To fully invest ourselves in understanding another, we must have sufficient security of worth within ourselves first.  Who gives the precious gift of authentic empathy without first having a safe sense of self? 

Seeking a full understanding of
another involves an inherent humility;
a heart genuinely interested in the other. 

A fuller understanding of another person positions that person to empathise.

Blessed is the heart of a person motivated to empathise.

A person motivated to understand and
empathise is blessed as they are a blessing. 


Monday, November 6, 2023

Let it go, experience freedom

More than a few times in any given day, and myriad times over a lifetime, we find ourselves drawn into concerns that are beyond our control.  Succumbing to anxiety is the lot of the human life.  But the situation is not hopeless.

Even the experience of feeling crushed
can bring the gift of perspective.  

Nobody wants to be crushed with grief,
but suffering sorts some anxieties from others. 

The chief blessing I experienced in the tyranny of languishing, lasting grief twenty years ago was the entrapment of gratitude that I had for the things that could never be taken away from me.

Over these for which I had command there was real freedom.  The list seemed endless when I dug deeper down.

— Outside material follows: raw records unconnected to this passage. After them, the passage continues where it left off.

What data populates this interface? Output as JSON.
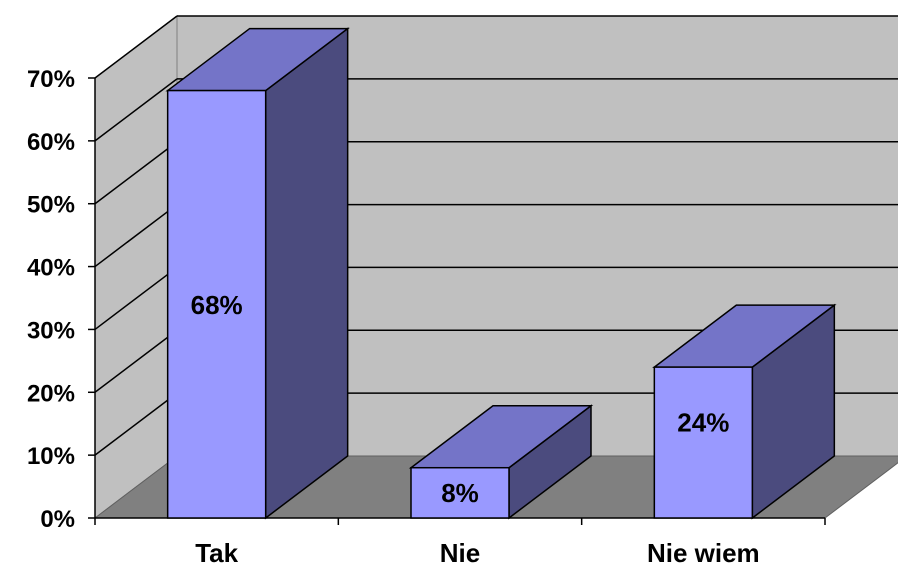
{
  "chart_data": {
    "type": "bar",
    "categories": [
      "Tak",
      "Nie",
      "Nie wiem"
    ],
    "values": [
      68,
      8,
      24
    ],
    "data_labels": [
      "68%",
      "8%",
      "24%"
    ],
    "ylim": [
      0,
      70
    ],
    "yticks": [
      0,
      10,
      20,
      30,
      40,
      50,
      60,
      70
    ],
    "ytick_labels": [
      "0%",
      "10%",
      "20%",
      "30%",
      "40%",
      "50%",
      "60%",
      "70%"
    ],
    "grid": true,
    "legend": "none",
    "style": "3d-bar",
    "colors": {
      "bar_front": "#9999ff",
      "bar_top": "#7474c8",
      "bar_side": "#4b4b7e",
      "back_wall": "#c0c0c0",
      "floor": "#808080",
      "gridline": "#000000"
    }
  }
}
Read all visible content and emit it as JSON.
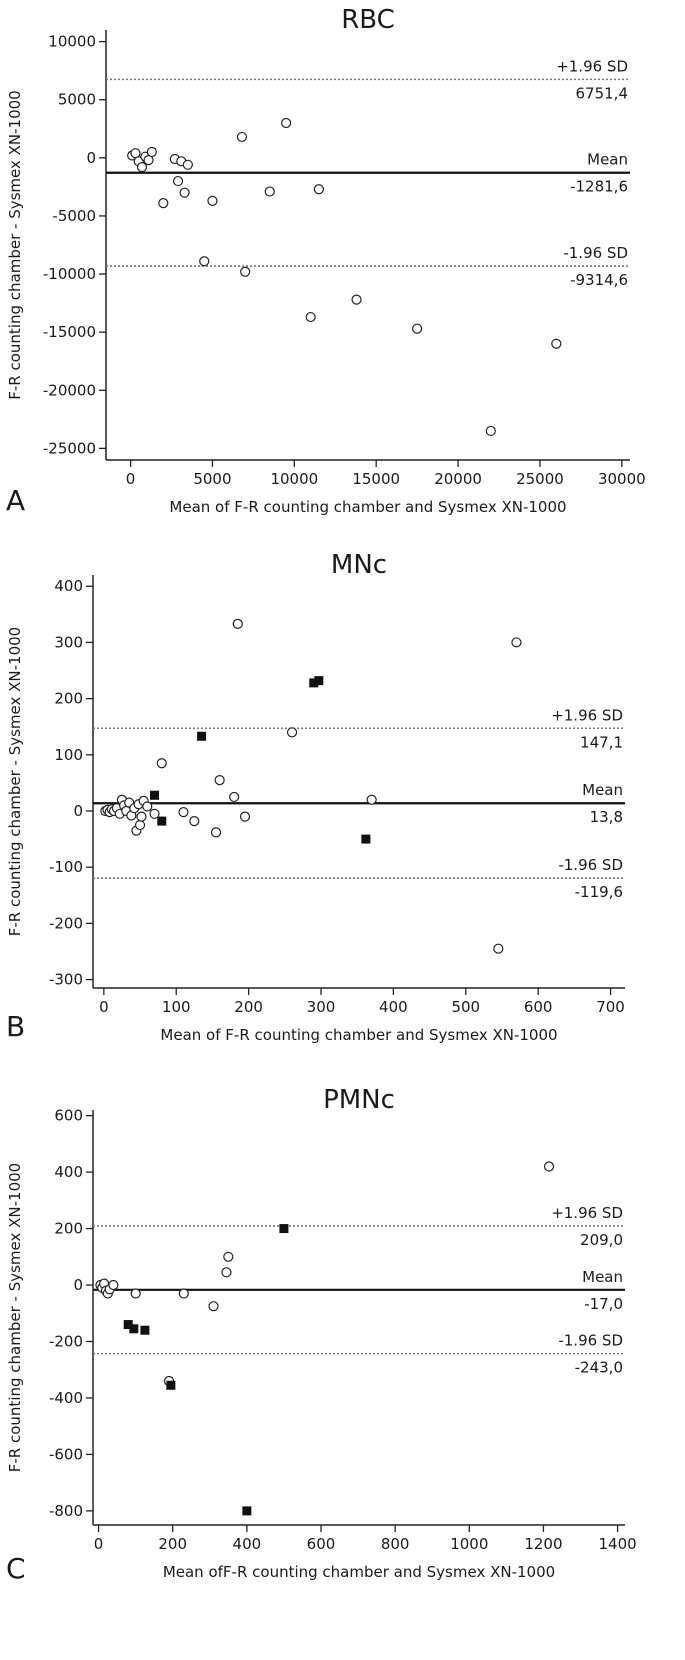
{
  "chart_data": [
    {
      "type": "scatter",
      "panel_letter": "A",
      "title": "RBC",
      "xlabel": "Mean of F-R counting chamber and Sysmex XN-1000",
      "ylabel": "F-R counting chamber - Sysmex XN-1000",
      "xlim": [
        -1500,
        30500
      ],
      "ylim": [
        -26000,
        11000
      ],
      "xticks": [
        0,
        5000,
        10000,
        15000,
        20000,
        25000,
        30000
      ],
      "xtick_labels": [
        "0",
        "5000",
        "10000",
        "15000",
        "20000",
        "25000",
        "30000"
      ],
      "yticks": [
        10000,
        5000,
        0,
        -5000,
        -10000,
        -15000,
        -20000,
        -25000
      ],
      "ytick_labels": [
        "10000",
        "5000",
        "0",
        "-5000",
        "-10000",
        "-15000",
        "-20000",
        "-25000"
      ],
      "grid": false,
      "reference_lines": [
        {
          "name": "+1.96 SD",
          "value": 6751.4,
          "value_label": "6751,4",
          "style": "dotted"
        },
        {
          "name": "Mean",
          "value": -1281.6,
          "value_label": "-1281,6",
          "style": "solid"
        },
        {
          "name": "-1.96 SD",
          "value": -9314.6,
          "value_label": "-9314,6",
          "style": "dotted"
        }
      ],
      "series": [
        {
          "marker": "open-circle",
          "x": [
            100,
            300,
            500,
            700,
            900,
            1100,
            1300,
            2000,
            2700,
            2900,
            3100,
            3300,
            3500,
            4500,
            5000,
            6800,
            7000,
            8500,
            9500,
            11000,
            11500,
            13800,
            17500,
            22000,
            26000
          ],
          "y": [
            200,
            400,
            -300,
            -800,
            100,
            -200,
            500,
            -3900,
            -100,
            -2000,
            -300,
            -3000,
            -600,
            -8900,
            -3700,
            1800,
            -9800,
            -2900,
            3000,
            -13700,
            -2700,
            -12200,
            -14700,
            -23500,
            -16000
          ]
        }
      ]
    },
    {
      "type": "scatter",
      "panel_letter": "B",
      "title": "MNc",
      "xlabel": "Mean of F-R counting chamber and Sysmex XN-1000",
      "ylabel": "F-R counting chamber - Sysmex XN-1000",
      "xlim": [
        -15,
        720
      ],
      "ylim": [
        -315,
        420
      ],
      "xticks": [
        0,
        100,
        200,
        300,
        400,
        500,
        600,
        700
      ],
      "xtick_labels": [
        "0",
        "100",
        "200",
        "300",
        "400",
        "500",
        "600",
        "700"
      ],
      "yticks": [
        400,
        300,
        200,
        100,
        0,
        -100,
        -200,
        -300
      ],
      "ytick_labels": [
        "400",
        "300",
        "200",
        "100",
        "0",
        "-100",
        "-200",
        "-300"
      ],
      "grid": false,
      "reference_lines": [
        {
          "name": "+1.96 SD",
          "value": 147.1,
          "value_label": "147,1",
          "style": "dotted"
        },
        {
          "name": "Mean",
          "value": 13.8,
          "value_label": "13,8",
          "style": "solid"
        },
        {
          "name": "-1.96 SD",
          "value": -119.6,
          "value_label": "-119,6",
          "style": "dotted"
        }
      ],
      "series": [
        {
          "marker": "open-circle",
          "x": [
            2,
            5,
            8,
            11,
            14,
            18,
            22,
            25,
            28,
            31,
            35,
            38,
            42,
            45,
            48,
            50,
            52,
            55,
            60,
            70,
            80,
            110,
            125,
            155,
            160,
            180,
            185,
            195,
            260,
            370,
            545,
            570
          ],
          "y": [
            0,
            2,
            -2,
            3,
            0,
            5,
            -5,
            20,
            10,
            0,
            15,
            -8,
            5,
            -35,
            12,
            -25,
            -10,
            18,
            8,
            -5,
            85,
            -2,
            -18,
            -38,
            55,
            25,
            333,
            -10,
            140,
            20,
            -245,
            300
          ]
        },
        {
          "marker": "filled-square",
          "x": [
            70,
            80,
            135,
            290,
            297,
            362
          ],
          "y": [
            28,
            -18,
            133,
            228,
            232,
            -50
          ]
        }
      ]
    },
    {
      "type": "scatter",
      "panel_letter": "C",
      "title": "PMNc",
      "xlabel": "Mean ofF-R counting chamber and Sysmex XN-1000",
      "ylabel": "F-R counting chamber - Sysmex XN-1000",
      "xlim": [
        -15,
        1420
      ],
      "ylim": [
        -850,
        620
      ],
      "xticks": [
        0,
        200,
        400,
        600,
        800,
        1000,
        1200,
        1400
      ],
      "xtick_labels": [
        "0",
        "200",
        "400",
        "600",
        "800",
        "1000",
        "1200",
        "1400"
      ],
      "yticks": [
        600,
        400,
        200,
        0,
        -200,
        -400,
        -600,
        -800
      ],
      "ytick_labels": [
        "600",
        "400",
        "200",
        "0",
        "-200",
        "-400",
        "-600",
        "-800"
      ],
      "grid": false,
      "reference_lines": [
        {
          "name": "+1.96 SD",
          "value": 209.0,
          "value_label": "209,0",
          "style": "dotted"
        },
        {
          "name": "Mean",
          "value": -17.0,
          "value_label": "-17,0",
          "style": "solid"
        },
        {
          "name": "-1.96 SD",
          "value": -243.0,
          "value_label": "-243,0",
          "style": "dotted"
        }
      ],
      "series": [
        {
          "marker": "open-circle",
          "x": [
            5,
            10,
            15,
            20,
            25,
            30,
            40,
            100,
            190,
            230,
            310,
            345,
            350,
            1215
          ],
          "y": [
            0,
            -10,
            5,
            -20,
            -30,
            -15,
            0,
            -30,
            -340,
            -30,
            -75,
            45,
            100,
            420
          ]
        },
        {
          "marker": "filled-square",
          "x": [
            80,
            95,
            125,
            195,
            400,
            500
          ],
          "y": [
            -140,
            -155,
            -160,
            -355,
            -800,
            200
          ]
        }
      ]
    }
  ]
}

Spiritual blessings.  I was alive.  I had the love of my kids, my parents, new friends that came into my orbit.  Fire breathed into my faith, for God had captivated my heart in the dread of loss.  A newfound discovery, the love of service.  The power in overcoming addiction to alcohol.  None of these were little things.  

The more I surrendered
the material things I could lay hold of,
the more spiritual blessings
flooded into my perception.  

All of what I was experiencing — yes, the joy — came amid much sorrow and fear for the calamity that my life had become overnight.  I had lost my wife, my home, free access to my children, all joy in a job that required me to travel but alas a career that demanded I be away from my kids.  I had to let go of that life and centralise my efforts and focus.  Then freedom rushed in.

Materially, I had lost incalculably.  Every one of these single losses in and of themselves was enough to floor me.  Even as they piled on top of one another, I was forced to look for higher ground.

That season felt like I had lost everything
that meant anything to me,
but of course there was much
that was only then beginning to come in.

That season I learned what I had control over — what I thought, said and did.  

That’s it.  That’s all.  

Everything else I was forced to let go of, and in that season the gift of letting go was granted to me.  (I’ve had many seasons since where letting go seemed the hardest thing to do.)

Ultimately, we let go for freedom, but letting go must be done in faith, for it never feels like the right thing to do.  

But as we let go, we receive something intangible that we could never have otherwise.

Letting go redeems the reward that the
truer possessions cannot be taken from us.

The truer possessions cannot be taken from us
because they are not of this world.

Loss is the invitation to the spiritual.